The dearest freshness deep down things: annie.micro.blog
@Annie That’s a favorite of mine also and I love that you left in your struggle to remember that line! Excellent.
@JohnBrady @annie There’s something particularly about “shook foil” and “bright wings” that grabs me every time.
@JohnBrady @jabel That image of bright wings at the end gets me every time.
@JohnBrady Foil, as a sword, is surely apt; but Hopkins apparently meant something closer to your first reading: “I mean foil in the sense of leaf or tinsel… Shaken goldfoil gives off broad glares like sheet lightning and also… owing to its zigzag dints and creasings… a sort of fork lightning too.”
@JohnBrady I thought I’d remembered the goldleaf reference, but couldn’t remember where. Searching brought up this site. Footnote 18 deals with that one. “… ooze of oil / Crushed” isn’t mentioned in the footnotes, unfortunately.
@Annie Ah, beautiful. I should get back to memorizing poetry (and start with that one). I took it up for awhile when my daughter had to do it as part of her homeschool curriculum—she was vastly better at it of course, being eight or nine years old—but then dropped it. I think I still remember all of Wendell Berry’s “Mad Farmer Revolution.”
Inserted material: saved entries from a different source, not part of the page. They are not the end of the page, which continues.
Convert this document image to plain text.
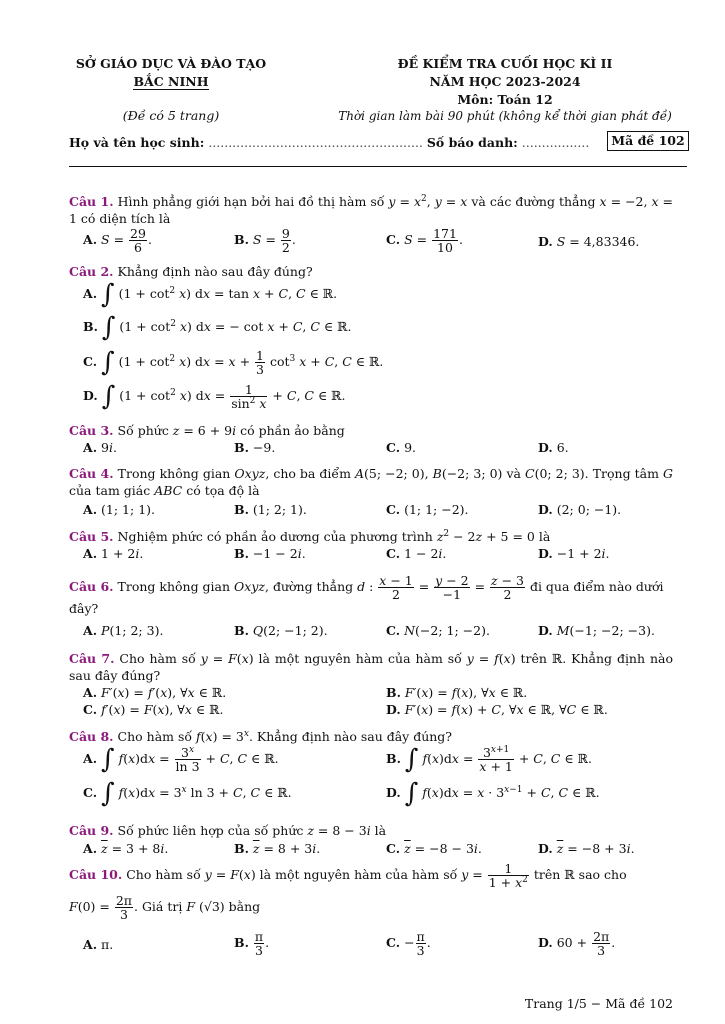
SỞ GIÁO DỤC VÀ ĐÀO TẠO
BẮC NINH
(Đề có 5 trang)
ĐỀ KIỂM TRA CUỐI HỌC KÌ II
NĂM HỌC 2023-2024
Môn: Toán 12
Thời gian làm bài 90 phút (không kể thời gian phát đề)
Họ và tên học sinh: ...................................................... Số báo danh: .................	Mã đề 102
Câu 1. Hình phẳng giới hạn bởi hai đồ thị hàm số $y = x^2$, y = x và các đường thẳng x = −2, x = 1 có diện tích là
A. $S = \frac{29}{6}$ .	B. $S = \frac{9}{2}$ .	C. $S = \frac{171}{10}$ .	D. S = 4,83346.
Câu 2. Khẳng định nào sau đây đúng?
A. ∫ $(1 + \cot^2 x)$ dx = tan x + C, C ∈ ℝ.
B. ∫ $(1 + \cot^2 x)$ dx = − cot x + C, C ∈ ℝ.
C. ∫ $(1 + \cot^2 x)$ dx = $x + \frac{1}{3} \cot^3 x + C$, C ∈ ℝ.
D. ∫ $(1 + \cot^2 x)$ dx = $\frac{1}{\sin^2 x} + C$, C ∈ ℝ.
Câu 3. Số phức z = 6 + 9i có phần ảo bằng
A. 9i.	B. −9.	C. 9.	D. 6.
Câu 4. Trong không gian Oxyz, cho ba điểm A(5; −2; 0), B(−2; 3; 0) và C(0; 2; 3). Trọng tâm G của tam giác ABC có tọa độ là
A. (1; 1; 1).	B. (1; 2; 1).	C. (1; 1; −2).	D. (2; 0; −1).
Câu 5. Nghiệm phức có phần ảo dương của phương trình $z^2 - 2z + 5 = 0$ là
A. 1 + 2i.	B. −1 − 2i.	C. 1 − 2i.	D. −1 + 2i.
Câu 6. Trong không gian Oxyz, đường thẳng d : $\frac{x - 1}{2} = \frac{y - 2}{-1} = \frac{z - 3}{2}$ đi qua điểm nào dưới
đây?
A. P(1; 2; 3).	B. Q(2; −1; 2).	C. N(−2; 1; −2).	D. M(−1; −2; −3).
Câu 7. Cho hàm số y = F(x) là một nguyên hàm của hàm số y = f(x) trên ℝ. Khẳng định nào sau đây đúng?
A. F′(x) = f′(x), ∀x ∈ ℝ.	B. F′(x) = f(x), ∀x ∈ ℝ.
C. f′(x) = F(x), ∀x ∈ ℝ.	D. F′(x) = f(x) + C, ∀x ∈ ℝ, ∀C ∈ ℝ.
Câu 8. Cho hàm số $f(x) = 3^x$. Khẳng định nào sau đây đúng?
A. ∫ $f(x)dx = \frac{3^x}{\ln 3} + C$, C ∈ ℝ.	B. ∫ $f(x)dx = \frac{3^{x+1}}{x + 1} + C$, C ∈ ℝ.
C. ∫ $f(x)dx = 3^x$ ln 3 + C, C ∈ ℝ.	D. ∫ $f(x)dx = x \cdot 3^{x-1} + C$, C ∈ ℝ.
Câu 9. Số phức liên hợp của số phức z = 8 − 3i là
A. $\overline{z} = 3 + 8i$.	B. $\overline{z} = 8 + 3i$.	C. $\overline{z} = -8 - 3i$.	D. $\overline{z} = -8 + 3i$.
Câu 10. Cho hàm số y = F(x) là một nguyên hàm của hàm số $y = \frac{1}{1 + x^2}$ trên ℝ sao cho
$F(0) = \frac{2\pi}{3}$ . Giá trị F (√3) bằng
A. π.	B. $\frac{\pi}{3}$ .	C. − $\frac{\pi}{3}$ .	D. $60 + \frac{2\pi}{3}$ .
Trang 1/5 − Mã đề 102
@JohnBrady I imagine crushing something like a seed, the oil welling up and oozing out. But the enjambment makes “crushed” a transition to “why do men not reck his rod?” and what follows. I’m probably wrong. Either way it is a strange image for grandeur.
@dwalbert that’s part of what I love about the poem and Hopkins generally. The grandeur of God is like the ooze of oil crushed? And yet, yes. Hopkins showing us God not as tyrannical father demanding praise but God as humble, sacrificial, with love encompassing such tenderness that even the most divine grandeur is best shown as something lowly, trod upon, and willing to let it be so.